According to new data released by Parks Associates on Tuesday, over half of UK and French (55% and 51%, respectively) broadband internet households are now turning to online channels for their TV and video fix.
Until now, it has been free services, provided by existing broadcasters, such as the BBC, that have been leading the charge, getting people to look to the web rather than the TV guide.
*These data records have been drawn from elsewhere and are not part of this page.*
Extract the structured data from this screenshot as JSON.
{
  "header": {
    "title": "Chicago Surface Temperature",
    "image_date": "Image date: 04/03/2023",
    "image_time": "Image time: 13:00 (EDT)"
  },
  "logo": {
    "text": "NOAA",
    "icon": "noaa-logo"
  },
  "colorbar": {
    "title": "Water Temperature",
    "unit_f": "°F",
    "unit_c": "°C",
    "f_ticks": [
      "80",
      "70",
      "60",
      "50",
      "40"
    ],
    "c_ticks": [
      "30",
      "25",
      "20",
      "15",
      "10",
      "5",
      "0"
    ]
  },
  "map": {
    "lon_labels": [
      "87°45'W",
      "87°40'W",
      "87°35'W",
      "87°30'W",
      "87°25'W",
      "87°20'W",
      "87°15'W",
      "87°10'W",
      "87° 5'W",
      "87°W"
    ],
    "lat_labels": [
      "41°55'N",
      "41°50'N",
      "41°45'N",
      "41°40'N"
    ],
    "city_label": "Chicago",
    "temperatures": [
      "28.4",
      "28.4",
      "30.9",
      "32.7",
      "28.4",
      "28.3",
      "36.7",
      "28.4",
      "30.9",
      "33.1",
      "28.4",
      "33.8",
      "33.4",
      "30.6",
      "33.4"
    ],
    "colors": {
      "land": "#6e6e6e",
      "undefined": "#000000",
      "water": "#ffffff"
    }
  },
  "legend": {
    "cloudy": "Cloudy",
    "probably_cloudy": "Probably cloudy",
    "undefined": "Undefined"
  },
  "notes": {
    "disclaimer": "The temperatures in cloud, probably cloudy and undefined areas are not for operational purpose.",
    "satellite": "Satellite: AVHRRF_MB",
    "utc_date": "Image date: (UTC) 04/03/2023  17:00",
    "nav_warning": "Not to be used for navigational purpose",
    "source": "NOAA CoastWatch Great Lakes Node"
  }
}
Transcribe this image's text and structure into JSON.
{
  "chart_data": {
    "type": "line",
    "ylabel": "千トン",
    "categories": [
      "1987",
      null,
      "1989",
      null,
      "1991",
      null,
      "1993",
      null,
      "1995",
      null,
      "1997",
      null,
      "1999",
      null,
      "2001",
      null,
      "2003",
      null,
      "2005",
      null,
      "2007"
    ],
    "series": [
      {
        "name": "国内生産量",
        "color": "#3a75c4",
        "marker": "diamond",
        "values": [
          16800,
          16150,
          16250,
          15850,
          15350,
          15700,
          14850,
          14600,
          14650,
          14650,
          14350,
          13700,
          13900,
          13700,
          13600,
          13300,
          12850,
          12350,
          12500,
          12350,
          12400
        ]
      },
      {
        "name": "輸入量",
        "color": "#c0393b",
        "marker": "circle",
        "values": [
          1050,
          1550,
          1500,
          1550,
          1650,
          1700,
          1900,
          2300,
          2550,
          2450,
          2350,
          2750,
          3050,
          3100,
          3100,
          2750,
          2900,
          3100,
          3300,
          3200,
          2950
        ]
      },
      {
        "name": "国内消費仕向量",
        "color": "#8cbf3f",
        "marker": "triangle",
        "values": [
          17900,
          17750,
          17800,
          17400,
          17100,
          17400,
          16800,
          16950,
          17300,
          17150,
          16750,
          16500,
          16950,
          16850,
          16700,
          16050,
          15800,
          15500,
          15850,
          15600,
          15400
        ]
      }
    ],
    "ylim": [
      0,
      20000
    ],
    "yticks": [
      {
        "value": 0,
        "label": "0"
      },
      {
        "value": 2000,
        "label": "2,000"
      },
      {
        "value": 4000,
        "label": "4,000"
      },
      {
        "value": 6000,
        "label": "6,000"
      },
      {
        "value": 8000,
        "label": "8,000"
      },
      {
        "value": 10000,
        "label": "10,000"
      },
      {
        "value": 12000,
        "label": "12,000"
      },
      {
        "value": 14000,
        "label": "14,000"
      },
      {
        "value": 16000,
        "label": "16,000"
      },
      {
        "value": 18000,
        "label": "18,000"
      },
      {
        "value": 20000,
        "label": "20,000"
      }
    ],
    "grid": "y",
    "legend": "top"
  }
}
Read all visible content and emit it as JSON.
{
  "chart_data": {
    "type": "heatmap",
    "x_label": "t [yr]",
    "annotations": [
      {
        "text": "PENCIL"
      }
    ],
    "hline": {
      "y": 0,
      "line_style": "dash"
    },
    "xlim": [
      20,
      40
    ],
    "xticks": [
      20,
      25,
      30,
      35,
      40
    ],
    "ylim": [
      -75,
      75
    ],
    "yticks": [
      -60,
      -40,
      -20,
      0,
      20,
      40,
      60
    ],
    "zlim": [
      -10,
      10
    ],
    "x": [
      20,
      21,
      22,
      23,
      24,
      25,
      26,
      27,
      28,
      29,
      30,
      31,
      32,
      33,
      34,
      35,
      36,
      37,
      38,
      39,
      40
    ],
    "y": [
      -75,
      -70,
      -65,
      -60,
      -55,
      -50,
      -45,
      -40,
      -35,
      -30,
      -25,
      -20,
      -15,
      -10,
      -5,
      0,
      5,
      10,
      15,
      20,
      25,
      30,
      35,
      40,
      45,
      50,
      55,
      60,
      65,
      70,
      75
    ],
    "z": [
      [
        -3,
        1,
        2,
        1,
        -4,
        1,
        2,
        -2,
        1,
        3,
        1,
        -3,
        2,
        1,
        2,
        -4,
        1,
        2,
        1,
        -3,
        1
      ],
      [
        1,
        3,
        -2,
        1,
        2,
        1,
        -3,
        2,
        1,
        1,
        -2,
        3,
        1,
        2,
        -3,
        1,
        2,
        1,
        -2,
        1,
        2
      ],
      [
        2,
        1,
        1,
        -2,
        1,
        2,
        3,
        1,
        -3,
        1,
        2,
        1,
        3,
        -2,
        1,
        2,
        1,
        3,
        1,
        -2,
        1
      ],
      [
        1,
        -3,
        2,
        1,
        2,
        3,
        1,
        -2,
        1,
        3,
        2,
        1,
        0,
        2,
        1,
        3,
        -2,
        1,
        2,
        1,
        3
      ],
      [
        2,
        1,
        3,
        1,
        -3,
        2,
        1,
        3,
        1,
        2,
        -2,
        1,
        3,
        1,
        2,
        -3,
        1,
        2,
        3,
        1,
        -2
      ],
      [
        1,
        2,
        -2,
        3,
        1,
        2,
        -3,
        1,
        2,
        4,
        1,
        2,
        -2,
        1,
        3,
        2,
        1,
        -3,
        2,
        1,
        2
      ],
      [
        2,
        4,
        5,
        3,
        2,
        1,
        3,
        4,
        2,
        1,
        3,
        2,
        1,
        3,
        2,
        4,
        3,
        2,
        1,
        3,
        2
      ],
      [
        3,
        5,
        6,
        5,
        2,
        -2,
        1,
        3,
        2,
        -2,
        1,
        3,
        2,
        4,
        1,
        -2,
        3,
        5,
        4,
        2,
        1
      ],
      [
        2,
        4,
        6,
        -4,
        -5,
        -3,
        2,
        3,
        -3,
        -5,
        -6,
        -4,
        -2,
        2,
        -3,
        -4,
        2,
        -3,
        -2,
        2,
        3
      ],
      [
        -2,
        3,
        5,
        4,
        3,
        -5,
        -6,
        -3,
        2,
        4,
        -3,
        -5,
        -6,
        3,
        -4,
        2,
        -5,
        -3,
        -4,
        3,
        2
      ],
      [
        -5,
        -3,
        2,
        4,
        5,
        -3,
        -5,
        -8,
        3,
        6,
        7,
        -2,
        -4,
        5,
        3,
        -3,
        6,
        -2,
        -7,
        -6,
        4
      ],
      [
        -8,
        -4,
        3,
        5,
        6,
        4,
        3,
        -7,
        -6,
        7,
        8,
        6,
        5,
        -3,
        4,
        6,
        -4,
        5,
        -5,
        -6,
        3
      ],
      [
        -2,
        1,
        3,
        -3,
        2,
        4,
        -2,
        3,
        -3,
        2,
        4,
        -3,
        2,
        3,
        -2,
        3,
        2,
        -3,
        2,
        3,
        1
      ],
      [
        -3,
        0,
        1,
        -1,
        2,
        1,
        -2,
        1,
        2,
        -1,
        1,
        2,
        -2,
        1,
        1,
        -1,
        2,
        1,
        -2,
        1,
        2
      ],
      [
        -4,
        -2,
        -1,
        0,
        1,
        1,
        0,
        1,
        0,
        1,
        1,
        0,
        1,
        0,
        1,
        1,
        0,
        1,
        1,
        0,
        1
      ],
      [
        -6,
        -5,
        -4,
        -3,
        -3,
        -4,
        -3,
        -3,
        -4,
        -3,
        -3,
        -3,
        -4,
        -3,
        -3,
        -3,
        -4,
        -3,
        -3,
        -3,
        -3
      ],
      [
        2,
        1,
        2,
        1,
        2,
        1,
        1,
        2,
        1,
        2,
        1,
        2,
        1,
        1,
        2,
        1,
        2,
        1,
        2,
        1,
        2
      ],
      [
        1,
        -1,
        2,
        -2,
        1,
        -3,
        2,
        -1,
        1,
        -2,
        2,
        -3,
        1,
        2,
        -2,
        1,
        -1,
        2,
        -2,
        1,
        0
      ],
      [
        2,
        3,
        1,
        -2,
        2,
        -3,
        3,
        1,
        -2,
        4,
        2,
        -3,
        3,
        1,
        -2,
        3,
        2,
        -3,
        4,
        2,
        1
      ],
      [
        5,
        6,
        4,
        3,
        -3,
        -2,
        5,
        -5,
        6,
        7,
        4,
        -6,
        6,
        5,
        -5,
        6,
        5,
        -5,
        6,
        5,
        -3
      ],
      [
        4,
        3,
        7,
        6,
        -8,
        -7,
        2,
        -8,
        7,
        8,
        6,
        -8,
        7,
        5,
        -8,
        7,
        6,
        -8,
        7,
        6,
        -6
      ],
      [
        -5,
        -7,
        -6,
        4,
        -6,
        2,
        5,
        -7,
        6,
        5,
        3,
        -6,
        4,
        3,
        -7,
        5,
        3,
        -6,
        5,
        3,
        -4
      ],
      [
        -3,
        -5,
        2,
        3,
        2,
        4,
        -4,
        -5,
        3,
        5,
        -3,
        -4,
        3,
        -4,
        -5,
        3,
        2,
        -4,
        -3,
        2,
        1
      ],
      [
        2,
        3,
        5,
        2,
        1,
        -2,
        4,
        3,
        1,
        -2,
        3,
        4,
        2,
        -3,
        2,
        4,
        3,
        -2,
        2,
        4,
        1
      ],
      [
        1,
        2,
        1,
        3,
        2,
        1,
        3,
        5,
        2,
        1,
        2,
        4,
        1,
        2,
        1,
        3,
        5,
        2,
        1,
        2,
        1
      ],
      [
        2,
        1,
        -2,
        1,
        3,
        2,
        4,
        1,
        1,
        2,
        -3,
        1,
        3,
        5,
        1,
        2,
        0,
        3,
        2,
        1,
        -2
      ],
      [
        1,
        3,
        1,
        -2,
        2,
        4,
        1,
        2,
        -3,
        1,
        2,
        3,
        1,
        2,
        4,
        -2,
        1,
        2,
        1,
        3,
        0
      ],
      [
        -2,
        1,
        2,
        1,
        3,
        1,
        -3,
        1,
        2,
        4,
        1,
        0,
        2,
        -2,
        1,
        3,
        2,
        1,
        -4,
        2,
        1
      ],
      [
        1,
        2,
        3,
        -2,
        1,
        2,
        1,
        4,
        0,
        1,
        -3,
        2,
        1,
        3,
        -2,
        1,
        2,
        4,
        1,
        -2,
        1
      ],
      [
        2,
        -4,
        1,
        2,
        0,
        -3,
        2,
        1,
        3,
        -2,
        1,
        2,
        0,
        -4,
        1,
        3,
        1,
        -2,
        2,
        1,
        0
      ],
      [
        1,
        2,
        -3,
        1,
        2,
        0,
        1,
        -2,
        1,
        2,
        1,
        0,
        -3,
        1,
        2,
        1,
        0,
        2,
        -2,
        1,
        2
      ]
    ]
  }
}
However, the growing choice of exclusive programming from the likes of Netflix is starting to grab consumers’ attention and get them to consider subscription options, too.
“In many parts of Europe, pay-TV penetration is lower than the US, and European consumers have been reluctant to pay for video in the past due to so many ‘free’ options,” said Brett Sappington, Director of Research, Parks Associates. “But, as more pay options enter the market, with content unavailable anywhere else, they are slowly changing the culture of video viewing in Europe.”
As such, 30% of UK broadband households now subscribe to an OTT service, and although that figure is way behind the US, where 70% of homes are using OTT services and 64% of comparable households are subscribing to the likes of Netflix, Amazon Prime or HBO Go, it’s some way ahead of France where according to Parks Associates, only 17% of households currently pay to stream content.
“OTT is definitely gaining traction across Europe. We are seeing new OTT video services spring up but not as many as in North America,” Sappington said. “In the US and Canada, the quickly increasing volume of new options is driving high numbers of online viewing of TV and movies.”
The number of services springing up in North America is growing all the time and there are currently over 100 separate services each trying to attract viewers. Although this will eventually lead to consolidation, for the moment at least US consumers appear happy to pay for content from several providers.
“We saw a big increase in the number of households subscribing to multiple OTT video services in the US market at the end of 2015,” explained Sappington.